Reichart B, Brunner L, Hügel W, Klinner W, Weinhold C, Westerburg K W, Heinze G
Z Kardiol. 1977 Feb;66(2):89-94.
22 children got lung scans 3 weeks respectively 12 months after the correction of a tetralogy of Fallot. In 18 cases previous operations were done: 12 times a Blalock-Taussig shunt and 6 times a Brock procedure. For the scan 20-70 mu diameter albumin macrospheres were used, which were labeled with Technetium 99m. The following pathologicla lung changes were seen: 1. Loss of perfusion, typical after Blalock-Taussig shunt procedure; these findings were always on the left side, the site of the anastomosis. 2. Anomalous flow distrubution (=more spheres in the upper than in the lower lobe) in the left lung; these changes were also caused by the Blalock-Taussing shunts, but disappeared within the one year follow-up after the correction. 3. Intrapulmonary rigt-left shunts (according to the dilatation of the alveolar capillaries). These decreased within one year from 9.9+/-1.3 to 4.6+/-0.9%.

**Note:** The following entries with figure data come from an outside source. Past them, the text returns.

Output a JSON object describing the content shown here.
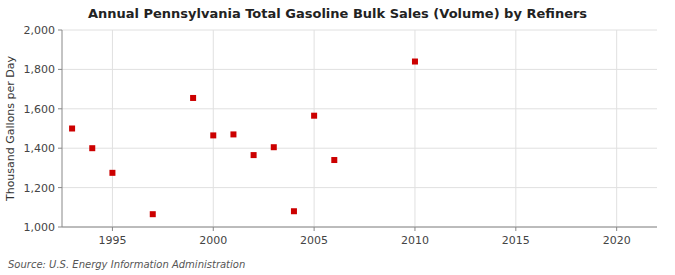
{
  "chart_data": {
    "type": "scatter",
    "title": "Annual Pennsylvania Total Gasoline Bulk Sales (Volume) by Refiners",
    "ylabel": "Thousand Gallons per Day",
    "annotations": [
      "Source: U.S. Energy Information Administration"
    ],
    "x": [
      1993,
      1994,
      1995,
      1997,
      1999,
      2000,
      2001,
      2002,
      2003,
      2004,
      2005,
      2006,
      2010
    ],
    "values": [
      1500,
      1400,
      1275,
      1065,
      1655,
      1465,
      1470,
      1365,
      1405,
      1080,
      1565,
      1340,
      1840
    ],
    "color": "#cc0000",
    "marker": "square",
    "xlim": [
      1992.5,
      2022
    ],
    "ylim": [
      1000,
      2000
    ],
    "xticks": [
      1995,
      2000,
      2005,
      2010,
      2015,
      2020
    ],
    "yticks": [
      {
        "value": 1000,
        "label": "1,000"
      },
      {
        "value": 1200,
        "label": "1,200"
      },
      {
        "value": 1400,
        "label": "1,400"
      },
      {
        "value": 1600,
        "label": "1,600"
      },
      {
        "value": 1800,
        "label": "1,800"
      },
      {
        "value": 2000,
        "label": "2,000"
      }
    ],
    "grid": true
  }
}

22名儿童在法洛四联症矫正术后3周及12个月分别接受了肺部扫描。18例曾接受过手术:12例行布劳克-陶西格分流术,6例行布罗克手术。扫描时使用了直径为20 - 70微米的白蛋白微球,并用99m锝进行标记。观察到以下肺部病理改变:1. 灌注缺失,这在布劳克-陶西格分流术后很典型;这些表现总是出现在左侧,即吻合部位。2. 左肺血流分布异常(=上叶的微球比下叶多);这些改变也是由布劳克-陶西格分流术引起的,但在矫正术后一年的随访中消失。3. 肺内右向左分流(根据肺泡毛细血管扩张情况)。这些分流在一年内从9.9±1.3%降至4.6±0.9%。